Le ministre ne répond pas ; nouvelle dépêche du préfet. Cette fois, il s’agit de défections et de l’enrôlement du comte de Chambord dans le 12e dragons : LE PRÉFET DE POLICE AU MINISTRE DE L’INTÉRIEUR. Jeudi 4 décembre. On dit que le 12e de dragons arrive de Saint-Germain avec le comte de Chambord dans ses rangs comme soldat. J’y crois peu.
RÉPONSE DE M. DE MORNY. Et moi je n’y crois pas.
Cette réponse de M. de Morny fait prendre patience au préfet, mais bientôt nouvelle dépêche : LE PRÉFET DE POLICE AU MINISTRE DE L’INTÉRIEUR. Jeudi 4 décembre. Rassemblements sur le Pont-Neuf ; coups de fusil au quai aux Fleurs ; masses compactes aux environs de la Préfecture de police. On tire par une grille. Que faire ?
RÉPONSE DE M. DE MORNY. Répondez en tirant par votre grille.
Cet avis paraît être goûté par le préfet, mais au moment d’agir sur des insurgés imaginaires, il s’aperçoit qu’il n’a pas de canons ; nouvelle dépêche à M. de Morny qui ne juge pas à propos de répondre, ou bien M. Véron oublie de copier la réponse.

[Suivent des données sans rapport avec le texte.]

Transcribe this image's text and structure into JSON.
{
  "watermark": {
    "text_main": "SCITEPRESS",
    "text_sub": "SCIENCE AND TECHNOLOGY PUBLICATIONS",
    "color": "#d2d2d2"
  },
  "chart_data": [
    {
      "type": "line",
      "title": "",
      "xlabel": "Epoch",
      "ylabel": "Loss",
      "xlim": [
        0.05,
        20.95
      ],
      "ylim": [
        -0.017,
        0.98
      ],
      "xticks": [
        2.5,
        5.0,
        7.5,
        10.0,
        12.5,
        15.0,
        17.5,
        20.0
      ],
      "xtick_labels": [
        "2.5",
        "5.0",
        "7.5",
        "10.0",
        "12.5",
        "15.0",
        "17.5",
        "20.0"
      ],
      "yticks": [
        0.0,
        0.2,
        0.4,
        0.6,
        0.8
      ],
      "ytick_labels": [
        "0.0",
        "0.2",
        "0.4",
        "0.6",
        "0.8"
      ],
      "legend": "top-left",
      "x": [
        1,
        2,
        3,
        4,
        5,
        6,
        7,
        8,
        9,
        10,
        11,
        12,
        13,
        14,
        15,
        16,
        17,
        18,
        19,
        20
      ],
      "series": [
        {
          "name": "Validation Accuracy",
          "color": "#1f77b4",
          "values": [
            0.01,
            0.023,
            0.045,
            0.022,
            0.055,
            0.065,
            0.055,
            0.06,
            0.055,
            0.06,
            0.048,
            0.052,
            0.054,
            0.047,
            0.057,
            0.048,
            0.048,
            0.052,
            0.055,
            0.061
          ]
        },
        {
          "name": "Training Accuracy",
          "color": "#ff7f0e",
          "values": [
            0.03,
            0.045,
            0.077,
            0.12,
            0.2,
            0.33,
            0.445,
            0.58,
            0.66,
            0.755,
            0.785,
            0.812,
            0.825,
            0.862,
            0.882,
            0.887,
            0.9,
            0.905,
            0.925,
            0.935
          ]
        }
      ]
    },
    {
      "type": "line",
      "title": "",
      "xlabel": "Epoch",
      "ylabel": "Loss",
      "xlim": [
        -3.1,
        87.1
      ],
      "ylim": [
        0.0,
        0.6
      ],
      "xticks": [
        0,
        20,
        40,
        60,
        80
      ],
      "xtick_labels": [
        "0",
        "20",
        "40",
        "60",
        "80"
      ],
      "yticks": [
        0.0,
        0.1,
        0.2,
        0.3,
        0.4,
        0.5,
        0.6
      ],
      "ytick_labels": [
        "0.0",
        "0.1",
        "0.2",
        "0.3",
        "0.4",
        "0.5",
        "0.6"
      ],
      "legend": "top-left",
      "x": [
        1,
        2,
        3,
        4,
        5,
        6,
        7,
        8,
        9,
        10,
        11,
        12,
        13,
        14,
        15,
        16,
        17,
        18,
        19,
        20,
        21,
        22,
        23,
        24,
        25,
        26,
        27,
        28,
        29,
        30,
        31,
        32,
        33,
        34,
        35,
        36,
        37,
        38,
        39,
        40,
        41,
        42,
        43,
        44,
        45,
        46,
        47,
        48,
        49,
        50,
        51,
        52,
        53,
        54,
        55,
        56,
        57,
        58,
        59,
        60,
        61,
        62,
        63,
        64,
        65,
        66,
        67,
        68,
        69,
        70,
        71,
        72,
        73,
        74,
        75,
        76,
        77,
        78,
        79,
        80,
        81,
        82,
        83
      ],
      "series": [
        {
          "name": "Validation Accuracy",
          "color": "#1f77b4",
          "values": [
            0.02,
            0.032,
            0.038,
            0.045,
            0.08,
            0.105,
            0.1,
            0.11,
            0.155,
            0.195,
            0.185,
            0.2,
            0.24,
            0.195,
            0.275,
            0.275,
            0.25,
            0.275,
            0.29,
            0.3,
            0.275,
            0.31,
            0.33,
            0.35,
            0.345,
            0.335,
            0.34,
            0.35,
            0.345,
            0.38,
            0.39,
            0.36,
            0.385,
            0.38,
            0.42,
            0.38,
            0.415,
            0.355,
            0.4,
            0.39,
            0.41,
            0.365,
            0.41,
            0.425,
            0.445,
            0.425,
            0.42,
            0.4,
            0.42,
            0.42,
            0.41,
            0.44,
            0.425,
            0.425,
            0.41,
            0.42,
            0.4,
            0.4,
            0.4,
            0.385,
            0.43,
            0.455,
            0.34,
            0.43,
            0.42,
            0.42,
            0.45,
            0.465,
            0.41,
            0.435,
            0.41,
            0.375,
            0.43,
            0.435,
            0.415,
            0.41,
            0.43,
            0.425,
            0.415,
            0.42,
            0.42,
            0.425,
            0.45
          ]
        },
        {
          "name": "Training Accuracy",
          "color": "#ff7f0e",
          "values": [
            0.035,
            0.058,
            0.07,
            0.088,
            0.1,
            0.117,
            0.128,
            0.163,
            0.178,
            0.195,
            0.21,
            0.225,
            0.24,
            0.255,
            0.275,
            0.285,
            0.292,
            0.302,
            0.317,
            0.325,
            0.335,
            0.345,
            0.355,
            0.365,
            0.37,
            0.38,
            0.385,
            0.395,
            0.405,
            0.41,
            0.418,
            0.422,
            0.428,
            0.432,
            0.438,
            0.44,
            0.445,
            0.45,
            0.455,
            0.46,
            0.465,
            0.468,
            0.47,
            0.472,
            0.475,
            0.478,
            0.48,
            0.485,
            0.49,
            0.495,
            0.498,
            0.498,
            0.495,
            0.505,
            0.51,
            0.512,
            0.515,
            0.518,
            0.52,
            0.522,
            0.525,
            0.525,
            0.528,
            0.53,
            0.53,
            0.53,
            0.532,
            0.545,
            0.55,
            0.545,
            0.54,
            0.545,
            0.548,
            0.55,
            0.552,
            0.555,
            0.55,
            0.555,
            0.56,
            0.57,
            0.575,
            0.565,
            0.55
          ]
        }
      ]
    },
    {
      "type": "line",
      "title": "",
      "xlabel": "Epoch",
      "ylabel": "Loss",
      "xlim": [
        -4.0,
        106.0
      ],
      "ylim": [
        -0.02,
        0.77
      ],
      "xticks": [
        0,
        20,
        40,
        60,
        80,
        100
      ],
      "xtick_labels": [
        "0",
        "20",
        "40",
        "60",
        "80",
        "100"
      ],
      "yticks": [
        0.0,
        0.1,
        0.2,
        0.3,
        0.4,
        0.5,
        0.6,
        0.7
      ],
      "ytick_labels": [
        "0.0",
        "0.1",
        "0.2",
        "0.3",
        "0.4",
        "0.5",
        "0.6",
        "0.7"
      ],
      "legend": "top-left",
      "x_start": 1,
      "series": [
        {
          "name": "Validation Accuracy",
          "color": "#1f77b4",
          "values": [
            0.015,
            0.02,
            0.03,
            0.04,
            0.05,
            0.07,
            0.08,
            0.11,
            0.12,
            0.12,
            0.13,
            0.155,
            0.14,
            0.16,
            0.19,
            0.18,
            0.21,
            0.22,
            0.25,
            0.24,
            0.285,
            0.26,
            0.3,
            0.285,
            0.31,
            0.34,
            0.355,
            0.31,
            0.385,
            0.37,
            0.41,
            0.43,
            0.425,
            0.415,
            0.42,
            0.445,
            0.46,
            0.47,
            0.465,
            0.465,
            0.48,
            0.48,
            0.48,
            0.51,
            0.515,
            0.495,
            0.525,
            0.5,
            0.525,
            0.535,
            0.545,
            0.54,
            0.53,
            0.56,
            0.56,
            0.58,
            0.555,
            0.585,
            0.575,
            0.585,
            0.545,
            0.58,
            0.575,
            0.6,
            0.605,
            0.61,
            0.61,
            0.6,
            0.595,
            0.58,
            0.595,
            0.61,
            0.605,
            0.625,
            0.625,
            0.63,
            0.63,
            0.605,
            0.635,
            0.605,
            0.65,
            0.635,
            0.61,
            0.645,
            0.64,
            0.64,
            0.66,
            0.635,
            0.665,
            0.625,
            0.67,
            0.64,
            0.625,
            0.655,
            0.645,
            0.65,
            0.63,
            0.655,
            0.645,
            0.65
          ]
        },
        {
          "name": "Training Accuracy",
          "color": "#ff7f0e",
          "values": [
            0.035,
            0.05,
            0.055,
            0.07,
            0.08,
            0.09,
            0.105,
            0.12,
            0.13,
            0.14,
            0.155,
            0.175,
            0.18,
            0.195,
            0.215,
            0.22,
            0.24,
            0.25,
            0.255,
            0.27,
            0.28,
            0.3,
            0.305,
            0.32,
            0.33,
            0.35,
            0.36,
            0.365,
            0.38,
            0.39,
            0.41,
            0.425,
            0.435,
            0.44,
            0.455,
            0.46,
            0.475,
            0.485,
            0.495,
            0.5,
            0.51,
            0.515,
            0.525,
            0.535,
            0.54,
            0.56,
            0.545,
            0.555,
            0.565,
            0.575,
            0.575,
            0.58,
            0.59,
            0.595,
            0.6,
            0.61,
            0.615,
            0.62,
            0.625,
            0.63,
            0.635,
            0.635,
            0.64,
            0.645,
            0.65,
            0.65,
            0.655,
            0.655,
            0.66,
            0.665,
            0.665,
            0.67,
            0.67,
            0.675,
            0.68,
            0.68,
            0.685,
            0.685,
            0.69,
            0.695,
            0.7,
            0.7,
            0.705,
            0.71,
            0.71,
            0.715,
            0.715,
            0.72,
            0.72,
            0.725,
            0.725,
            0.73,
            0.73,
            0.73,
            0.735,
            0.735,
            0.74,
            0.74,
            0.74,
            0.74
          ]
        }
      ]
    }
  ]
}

LE PRÉFET DE POLICE AU MINISTRE DE L’INTÉRIEUR. Jeudi 4 décembre. Mon devoir exige qu’on me rende mes canons et bataillons. Est-ce le général Magnan qui refuse de les rendre ?
Enfin le préfet apprend que l’insurrection est vaincue rue Saint-Martin, il profite de l’avis qu’il en donne au ministre pour lui rappeler qu’il a peu de force à sa disposition : LE PRÉFET DE POLICE AU MINISTRE DE L’INTÉRIEUR. Jeudi 4 décembre. Je suis rassuré pour le quart d’heure ; l’émeute de la rue Saint-Martin est écrasée ; mais je ne le suis pas pour la Préfecture de police, sur laquelle se replieront les insurgés après la défaite.
[1] Ce jour-là, vers deux heures, défila sur la place du Panthéon et de là dans la rue Soufflot, une centaine de pompiers avec tout l’appareil propre aux incendies. Ce qu’il y avait de curieux, c’est qu’ils marchaient au pas. Cette promenade ne pouvait avoir qu’un but, effrayer la population et faire croire qu’on redoutait que les insurgés missent le feu dans certains quartiers. Les passages de la rue de la Harpe et les différentes places étaient garnies de troupes. [2] La cinquième légion, signalée pour avoir ainsi pactisé avec les républicains, fut dissoute quelques jours après, à la suite de la note suivante, que M. de Morny fit parvenir à M. Lawoestine, général en chef des gardes nationales de la Seine : « Général, Dans plusieurs quartiers de Paris, quelques propriétaires ont eu l’impudeur de mettre sur leurs portes : Armes données. On concevrait qu’un garde national écrivit : Armes arrachées de force, afin de mettre à couvert sa responsabilité. J’ai donné ordre au préfet de police de faire effacer ces inscriptions, etc. Signé DE MORNY. » [3] Voir cette liste à la fin de notre livre ; nous l’avons copiée dans un ouvrage publié à Bruxelles, et dans le livre de M. Eugène Ténot, Paris en décembre 1851. [4] M. Bélouino, Hist. d’un coup d’Etat, p. 201.